A ANJ espera que o princípio da liberdade de imprensa, saudavelmente afirmado pelo presidente eleito em seu discurso após a vitória nas urnas, se manifeste na prática, o que inclui o respeito a opiniões divergentes e à independência editorial, fundamentos da pluralidade de visões e da democracia.
Marcelo Rech
Presidente da AN
Hélio Schwartsman: Bolsonaro e a imprensa
Presidente eleito precisa resignar-se à ideia de que vivemos num Estado liberal
Jair Bolsonaro não gosta da Folha. É um direito dele. Mas, se opresidente eleito pretende cumprir sua promessa de obedecer à Constituição, precisa resignar-se à ideia de que vivemos num Estado liberal no qual vige a liberdade de imprensa.

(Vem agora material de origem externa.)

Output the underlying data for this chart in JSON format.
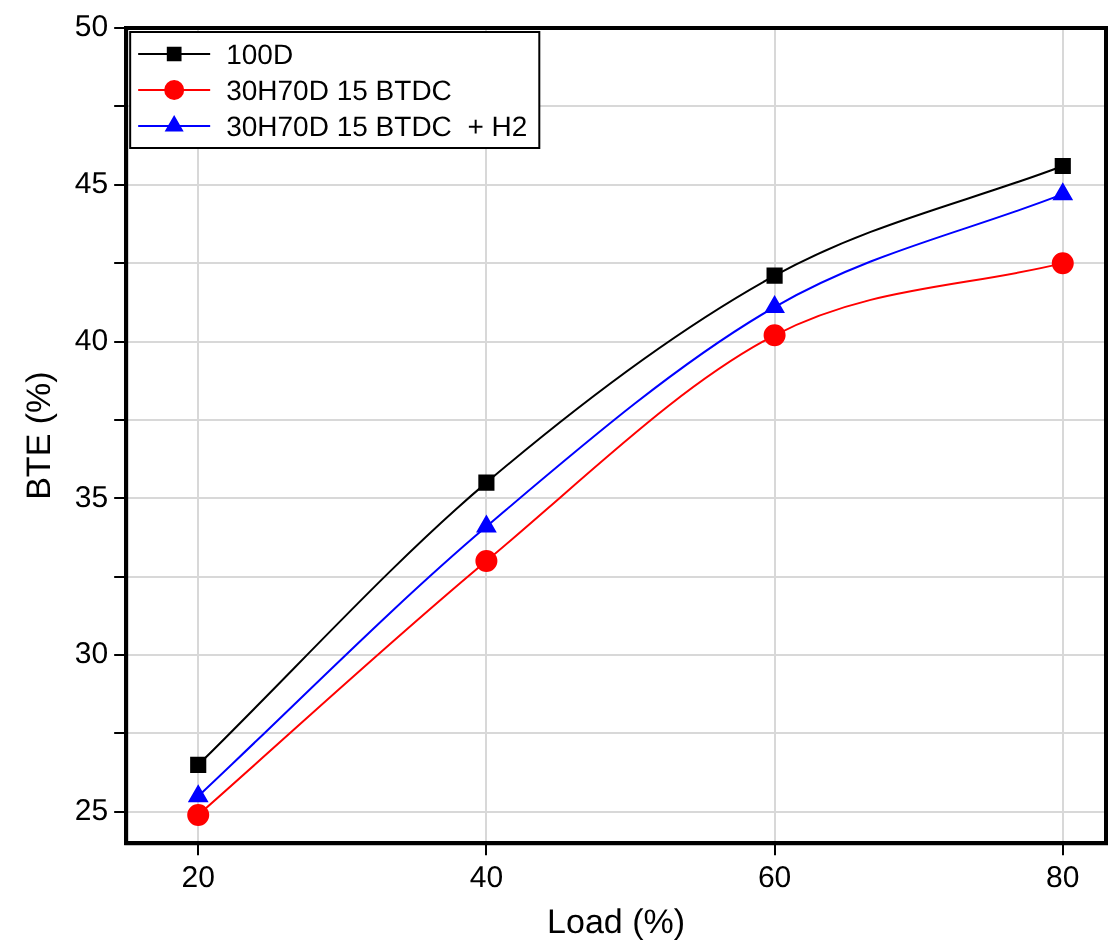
{
  "chart_data": {
    "type": "line",
    "xlabel": "Load (%)",
    "ylabel": "BTE (%)",
    "x": [
      20,
      40,
      60,
      80
    ],
    "series": [
      {
        "name": "100D",
        "color": "#000000",
        "marker": "square",
        "values": [
          26.5,
          35.5,
          42.1,
          45.6
        ]
      },
      {
        "name": "30H70D 15 BTDC",
        "color": "#ff0000",
        "marker": "circle",
        "values": [
          24.9,
          33.0,
          40.2,
          42.5
        ]
      },
      {
        "name": "30H70D 15 BTDC  + H2",
        "color": "#0000ff",
        "marker": "triangle",
        "values": [
          25.5,
          34.1,
          41.1,
          44.7
        ]
      }
    ],
    "xlim": [
      15,
      83
    ],
    "xticks": [
      20,
      40,
      60,
      80
    ],
    "ylim": [
      24,
      50
    ],
    "yticks": [
      25,
      {
        "value": 27.5,
        "label": null
      },
      30,
      {
        "value": 32.5,
        "label": null
      },
      35,
      {
        "value": 37.5,
        "label": null
      },
      40,
      {
        "value": 42.5,
        "label": null
      },
      45,
      {
        "value": 47.5,
        "label": null
      },
      50
    ],
    "grid": true,
    "legend": "top left"
  }
}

Mais do que uma cereja decorativa no bolo da democracia, a liberdade de imprensa, ao lado das liberdades de expressão e de pensamento, são importantes porque ajudam a manter sob controle tanto o poder do Estado como o de maiorias circunstanciais.
O filósofo John Stuart Mill (1806-1873) já disse quase tudo o que é preciso dizer sobre o assunto. Não é só o soberano que pode cometer injustiças contra o indivíduo. As “opiniões e sentimentos prevalecentes”, que Mill chama de “tirania da maioria”, podem ser igualmente opressivas, se não mais.
Assegurar que ideias diferentes daquelas defendidas pelos poderosos e pelos numerosos possam circular é um passo necessário para que as teses oficiais e majoritárias sejam contestadas e, se estiverem erradas, como frequentemente estão, sejam abandonadas. Mill, como bom iluminista, aposta que, no longo prazo, as melhores ideias triunfam sobre as piores.
A liberdade de imprensa especificamente (separada da liberdade de expressão e de pensamento) adquire especial importância no atual momento, em que fake news ganham ampla circulação nas redes sociais. Não é que o jornalismo profissional vá resolver esse problema, mas a imprensa facilita um pouco a vida do cidadão ao oferecer-lhe uma primeira filtragem, levando-lhe notícias que passaram por um processo de verificação, ainda que imperfeito.
O jornalismo não tem respostas definitivas para os grandes problemas do país, mas pode dar sua contribuição para o debate público, quando amplia o leque das ideias em circulação, zela pelos fatos e, de vez em quando, consegue revelar aquilo que poderosos gostariam de manter escondido.